Every facet of our mythological old West is portrayed in visceral detail in Warlock. Gun fights, fist fights, bar fights, whiskey drinking, stagecoach robbing, cattle rustling, Indian attacks, cavalry, gambling, saloons, ladies, whores, miners, posses, lynch mobs and riots; Hall covers them all. Yet Hall does not portray these common Western themes in the manner of “classic” westerns. Nothing in Warlock is shrouded completely by the reassuring veil of myth for every character is human underneath it all. Still, can Warlock really be called a “revisionist” Western?
It seems every film, novel and Broadway musical created after 1949 and set in the old West gets branded as “revisionist”. Not that this should be a stigma, there are many fine works that reexamine the legends of the old West, but these revisionist Westerns are too often stripped of all their mythic grandeur under the searing lens of their magnifying glasses. Hall’s book Warlock is more careful in its reexamination. Rather than replace fantasy with reality as films like McCabe and Mrs.
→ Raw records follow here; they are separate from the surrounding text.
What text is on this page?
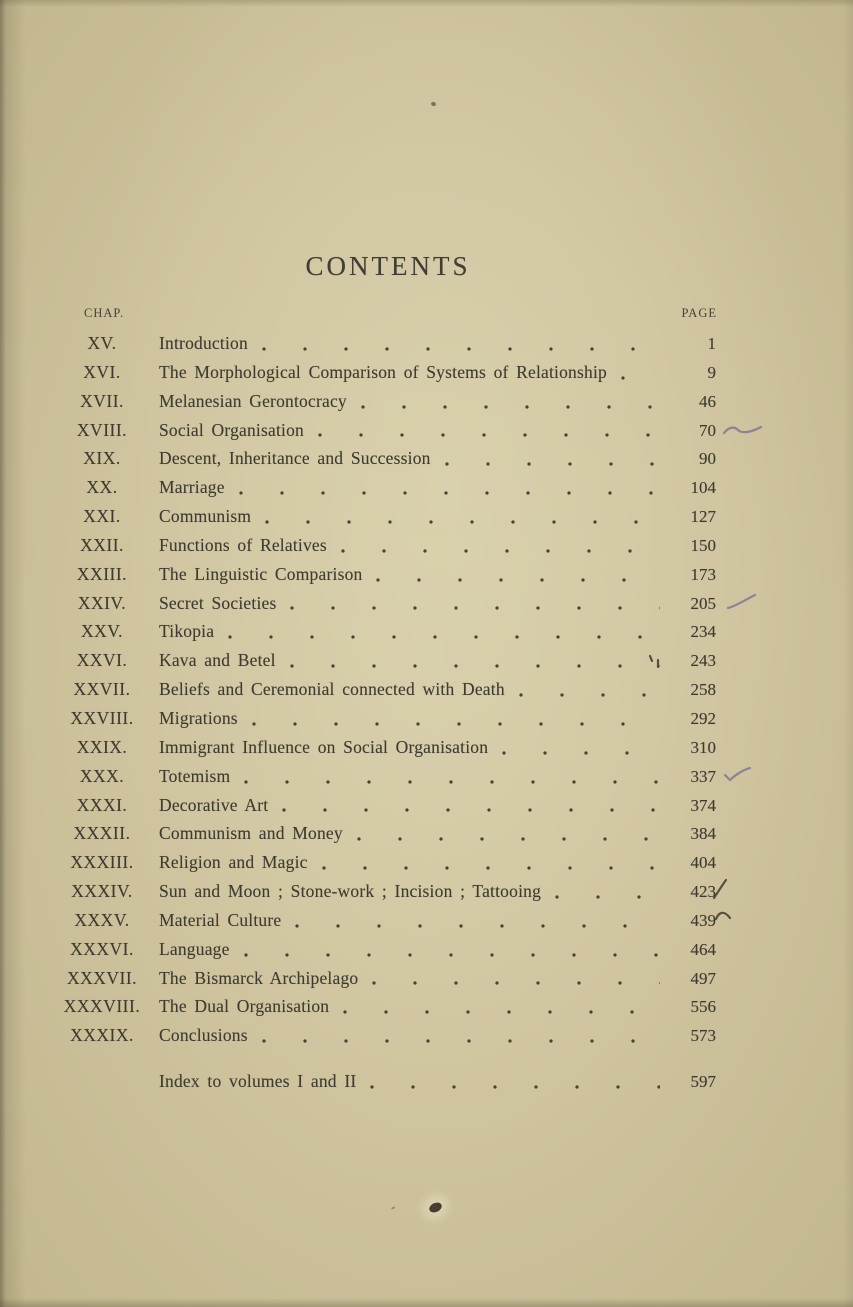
CONTENTS
CHAP.	PAGE
XV.	Introduction	1
XVI.	The Morphological Comparison of Systems of Relationship	9
XVII.	Melanesian Gerontocracy	46
XVIII.	Social Organisation	70
XIX.	Descent, Inheritance and Succession	90
XX.	Marriage	104
XXI.	Communism	127
XXII.	Functions of Relatives	150
XXIII.	The Linguistic Comparison	173
XXIV.	Secret Societies	205
XXV.	Tikopia	234
XXVI.	Kava and Betel	243
XXVII.	Beliefs and Ceremonial connected with Death	258
XXVIII.	Migrations	292
XXIX.	Immigrant Influence on Social Organisation	310
XXX.	Totemism	337
XXXI.	Decorative Art	374
XXXII.	Communism and Money	384
XXXIII.	Religion and Magic	404
XXXIV.	Sun and Moon ; Stone-work ; Incision ; Tattooing	423
XXXV.	Material Culture	439
XXXVI.	Language	464
XXXVII.	The Bismarck Archipelago	497
XXXVIII.	The Dual Organisation	556
XXXIX.	Conclusions	573
Index to volumes I and II	597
Miller (again, still a fine film) do, Warlock somehow keeps the legends intact while recasting the heroes and villains as mere men.
It is now accepted that Wyatt Earp wasn’t even Sheriff of Tombstone at the time of the gunfight at the OK Corral, and most likely didn’t even hit anyone in the shoot out itself. Many of the people they went up against were fairly well liked in town while Doc Holliday was by most accounts a murdering sonovabitch. Hall weaves a bit of this harsh reality into his book, but keeps exactly the right bits of fairy tale as well. Clay Blaisedell (Wyatt Earp) struggles beneath his conscience and reputation, but is still the most powerful presence, purest soul and fastest gun in the story. Tom Morgan (Doc Holliday) is a nihilistic, misanthropic, murdering sonovabitch, but his motivations and friendship with Blaisedell might be even more pure than the heroic gunfighter’s soul in their pragmatic honesty. Abe McQuown (Ike Clanton) and his men are not all evil and some are even well liked depending on the fickle mood of the townsfolk. Still, McQuown and his men’s choice of lifestyle and the actions that come with it lead them inevitably into conflict with Clay.
This element of choice is a major theme in Warlock. A man is not evil, but depending on whom he backs and the choices he makes for himself he might find himself on the “bad” side after all. Again, in the world as Oakley Hall sees it, this does not mean that anyone is good or evil, merely that they are forced to play out the parts they have chosen in the big picture. In the macrocosm of the old west, there are robbers and rustlers and there are sheriffs and gunmen. Where a man falls in this dichotomy is his own choice. In Warlock, good men can seem weak and bad men righteous depending on how they follow through on the choices they make.
Morgan advises the noble Clay “If you are out to kill a man, kill him. It is war, not a silly game with rules.” Clay’s response: “There are rules Morg…it is just so.” Oakley Hall does not show one side as better than the other, only that the choice is ours and often such choices can turn out to be far more complex and binding than we may think. Thus Hall is able to keep the duality of good and evil along with everything else that makes American mythology so special while still putting a human face on the whole affair.